Morgan opens up a folder and pulls out a piece of paper. “What’s your father’s phone number at work?” he asks. “It’s not listed here.”
“Call my mom. She’s at home,” I reply, dodging the question.
“Wait outside,” he says after a long sigh.
As I get up to leave the office, I know that I’m not just odd: I must be crazy. It’s insane to keep doing the same things and expect different results. I cram the suspension slip into my pocket, tucking it deep using only an extended, if hidden, middle finger. As I exit Morgan’s office to wait for my mother in the safer outer sanctum, I consider cracking my thick head hard into Morgan’s concrete wall, giving action to the agony of my hopelessness and madness.
Six
September 15, Junior Year
“I don’t think I can take it anymore, Mom.”
“I know it’s rough for you, Bret,” my mom says, muting the always-blaring TV.
“It’s too hard,” I say through clenched teeth, anger directed inward at my impotent indecision. I don’t want to be a victim, but I’m clueless as to how to be the victor.
She nods, then sits down next to me on the dingy sofa in our Value City–decorated living room. Our house is cluttered, and often unclean, since Mom is too busy working, I don’t have time, and Robin doesn’t care about anything except herself, her room, and her girlfriends.
“I hate those bastards at school. I hate them! Is that wrong?” I make sure to first look to see that Robin isn’t around before I let loose with words not fit for twelve-year-old ears.
“No, Bret, I don’t think that’s wrong. I think it’s natural, but—”
“But what?”
“You can’t sink to their level
,” my mom says, clueless about the whole truth. I told her about the taunts but lacked the nerve to mention my lack of courage as I let Hitchings assault me in King’s class. I knew better than to fight Hitchings, knowing I would lose the battle and the war. Sticks and stones harmed me, but not as bad as the humiliation of his hammering me down.
“And why not?” I respond.
“Because you’re better than that,” she reassures me, even as almost daily my dad destroyed my confidence, while my mom built it back up. They were working at cross-purposes, which made as much sense as anything else in their strained and strange marriage.
“That’s corny.”
“Do you trust me, Bret?” Her hand is trembling a tiny bit. I noticed that when she got nervous, or upset, her hand would twitch, like she was trying to shake out the stress.
“Sure, Mom.” She protected me from my dad. How could I not trust her?

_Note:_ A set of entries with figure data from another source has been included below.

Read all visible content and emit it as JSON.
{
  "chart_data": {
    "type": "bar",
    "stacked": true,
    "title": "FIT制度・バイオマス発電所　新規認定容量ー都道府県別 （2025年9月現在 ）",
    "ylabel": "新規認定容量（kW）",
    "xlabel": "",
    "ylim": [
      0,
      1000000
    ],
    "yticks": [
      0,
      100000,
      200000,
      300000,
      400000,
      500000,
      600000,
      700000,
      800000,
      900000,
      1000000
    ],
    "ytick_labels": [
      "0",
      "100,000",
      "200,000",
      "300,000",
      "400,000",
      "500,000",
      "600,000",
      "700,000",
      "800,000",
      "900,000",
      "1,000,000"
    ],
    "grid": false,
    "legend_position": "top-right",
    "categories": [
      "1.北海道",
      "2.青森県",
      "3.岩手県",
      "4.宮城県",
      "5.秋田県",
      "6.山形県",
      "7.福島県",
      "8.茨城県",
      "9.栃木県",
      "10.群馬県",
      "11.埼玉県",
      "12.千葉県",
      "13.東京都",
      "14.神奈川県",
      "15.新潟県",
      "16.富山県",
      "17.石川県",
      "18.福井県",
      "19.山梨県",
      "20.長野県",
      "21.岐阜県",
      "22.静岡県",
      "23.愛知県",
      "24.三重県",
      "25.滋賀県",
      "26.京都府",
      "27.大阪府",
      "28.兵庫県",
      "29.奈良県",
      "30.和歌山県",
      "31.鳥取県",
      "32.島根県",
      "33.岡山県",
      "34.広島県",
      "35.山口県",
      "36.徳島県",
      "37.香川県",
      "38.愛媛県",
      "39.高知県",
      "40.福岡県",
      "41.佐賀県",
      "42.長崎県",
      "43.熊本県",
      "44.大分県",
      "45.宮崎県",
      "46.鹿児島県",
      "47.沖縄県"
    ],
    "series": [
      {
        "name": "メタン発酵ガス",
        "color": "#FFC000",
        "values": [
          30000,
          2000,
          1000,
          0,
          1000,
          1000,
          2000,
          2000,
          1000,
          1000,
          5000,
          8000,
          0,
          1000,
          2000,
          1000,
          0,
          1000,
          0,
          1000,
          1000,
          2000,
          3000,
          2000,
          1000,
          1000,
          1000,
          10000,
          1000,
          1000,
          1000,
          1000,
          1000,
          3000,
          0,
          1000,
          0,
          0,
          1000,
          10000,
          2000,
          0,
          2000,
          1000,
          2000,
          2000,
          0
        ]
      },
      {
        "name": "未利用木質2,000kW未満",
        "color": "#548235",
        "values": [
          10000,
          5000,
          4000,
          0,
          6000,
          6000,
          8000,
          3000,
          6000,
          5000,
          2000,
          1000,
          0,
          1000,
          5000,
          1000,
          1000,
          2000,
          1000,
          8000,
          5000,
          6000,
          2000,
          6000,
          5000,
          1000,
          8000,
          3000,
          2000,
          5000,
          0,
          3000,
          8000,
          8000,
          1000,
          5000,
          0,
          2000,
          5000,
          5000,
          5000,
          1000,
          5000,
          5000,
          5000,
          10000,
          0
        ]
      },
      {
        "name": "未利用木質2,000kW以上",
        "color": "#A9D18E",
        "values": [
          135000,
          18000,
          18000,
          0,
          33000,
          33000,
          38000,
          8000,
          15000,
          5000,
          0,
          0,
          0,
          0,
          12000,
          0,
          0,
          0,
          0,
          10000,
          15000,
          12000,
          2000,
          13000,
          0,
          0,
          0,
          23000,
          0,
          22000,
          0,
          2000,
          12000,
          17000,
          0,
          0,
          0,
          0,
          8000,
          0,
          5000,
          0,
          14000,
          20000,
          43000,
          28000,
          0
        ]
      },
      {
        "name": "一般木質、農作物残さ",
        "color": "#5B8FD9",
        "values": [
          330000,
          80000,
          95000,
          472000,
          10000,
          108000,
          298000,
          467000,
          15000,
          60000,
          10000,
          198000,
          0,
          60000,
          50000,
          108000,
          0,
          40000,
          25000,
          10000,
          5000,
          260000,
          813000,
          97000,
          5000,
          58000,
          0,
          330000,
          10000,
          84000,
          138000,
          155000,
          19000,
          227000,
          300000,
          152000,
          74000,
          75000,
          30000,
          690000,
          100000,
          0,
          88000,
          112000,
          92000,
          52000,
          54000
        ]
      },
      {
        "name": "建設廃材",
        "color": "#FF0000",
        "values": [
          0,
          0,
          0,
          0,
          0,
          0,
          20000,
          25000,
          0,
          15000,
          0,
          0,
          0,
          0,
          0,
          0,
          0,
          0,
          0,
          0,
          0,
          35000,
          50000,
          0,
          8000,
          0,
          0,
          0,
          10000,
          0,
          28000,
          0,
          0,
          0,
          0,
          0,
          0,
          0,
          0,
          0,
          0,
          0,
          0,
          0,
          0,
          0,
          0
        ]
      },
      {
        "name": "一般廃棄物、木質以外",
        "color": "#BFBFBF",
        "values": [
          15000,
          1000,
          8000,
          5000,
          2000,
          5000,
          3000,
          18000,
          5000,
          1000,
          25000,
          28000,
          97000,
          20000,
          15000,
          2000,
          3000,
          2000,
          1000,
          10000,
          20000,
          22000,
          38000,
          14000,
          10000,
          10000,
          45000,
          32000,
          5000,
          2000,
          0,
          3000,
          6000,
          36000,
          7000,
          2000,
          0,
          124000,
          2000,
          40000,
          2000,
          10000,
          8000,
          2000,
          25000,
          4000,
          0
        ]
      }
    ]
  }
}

“When people put you down, it’s to build themselves up,” she says, stroking my hair, not caring about the color and length. She dislikes talk about personal appearances, since like many people in Flint, she and Dad are overweight, out of shape, and owners of several XL outfits.
“Well, they’re pretty tall then,” I say, trying to make a joke.
“Only if you make them,” she says in all seriousness. “Just consider the source.”
“What?”
“Consider the source. These people who make fun of you, do you like them or even respect them?”